The technology has also helped Meta improve its internal AI systems, aiding in more relevant ad targeting and content recommendations across Meta's apps.

“It is 100% aligned with Zuckerberg's incentives and the benefits he can bring to Meta,” said Nur Ahmed, a researcher at MIT Sloan who studies artificial intelligence. “LLaMA is a win-win solution.”

Competitors are taking note. In February, Google open sourced the code for two AI models, Gemma 2B and Gemma 7B, a sign that it was feeling the heat from Zuckerberg's open source approach. Google did not respond to requests for comment. Other companies, including Microsoft, Mistral, Snowflake and Databricks, have also started offering open source models this year.

For some programmers, Zuckerberg's AI approach hasn't erased all the baggage of the past. Sam McLeod, 35, a software developer from Melbourne, Australia, deleted his Facebook accounts years ago after becoming uncomfortable with the company's track record on user privacy and other factors.

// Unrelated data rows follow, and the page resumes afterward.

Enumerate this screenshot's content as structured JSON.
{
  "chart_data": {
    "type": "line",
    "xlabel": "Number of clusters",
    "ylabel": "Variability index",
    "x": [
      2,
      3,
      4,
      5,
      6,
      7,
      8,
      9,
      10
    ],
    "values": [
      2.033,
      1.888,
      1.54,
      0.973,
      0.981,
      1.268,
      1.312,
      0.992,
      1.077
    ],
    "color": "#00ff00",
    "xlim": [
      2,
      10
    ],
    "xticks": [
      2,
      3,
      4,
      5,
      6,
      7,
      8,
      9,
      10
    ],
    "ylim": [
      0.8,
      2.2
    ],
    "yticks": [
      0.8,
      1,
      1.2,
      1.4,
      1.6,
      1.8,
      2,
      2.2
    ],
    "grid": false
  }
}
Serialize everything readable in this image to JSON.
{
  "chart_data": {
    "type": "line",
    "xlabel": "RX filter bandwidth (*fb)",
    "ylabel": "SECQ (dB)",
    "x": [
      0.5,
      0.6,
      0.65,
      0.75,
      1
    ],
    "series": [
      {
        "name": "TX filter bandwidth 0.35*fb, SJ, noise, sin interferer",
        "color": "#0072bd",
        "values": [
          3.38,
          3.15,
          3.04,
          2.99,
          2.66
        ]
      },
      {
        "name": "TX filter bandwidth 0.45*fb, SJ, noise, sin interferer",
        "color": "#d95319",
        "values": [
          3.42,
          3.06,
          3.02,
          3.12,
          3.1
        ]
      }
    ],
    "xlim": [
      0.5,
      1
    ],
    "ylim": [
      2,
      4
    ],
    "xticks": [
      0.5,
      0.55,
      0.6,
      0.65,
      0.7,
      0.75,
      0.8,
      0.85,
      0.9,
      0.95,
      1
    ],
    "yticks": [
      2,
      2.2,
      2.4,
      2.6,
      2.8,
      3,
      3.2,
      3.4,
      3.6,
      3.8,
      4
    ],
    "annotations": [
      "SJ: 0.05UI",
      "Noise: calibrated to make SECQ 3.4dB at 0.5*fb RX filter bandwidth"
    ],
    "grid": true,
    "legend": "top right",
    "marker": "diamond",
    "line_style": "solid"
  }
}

But more recently, he said, he acknowledged that Zuckerberg had released “cutting-edge” open source software models with “permissive licensing terms,” something that can't be said for other big tech companies.

Matt Shumer, 24, a developer from New York, said he has used closed AI models from Mistral and OpenAI to power digital assistants for his start-up, HyperWrite. But after Meta released its updated open-source AI model last month, Shumer began to rely heavily on that. Whatever reservations he had about Zuckerberg are a thing of the past.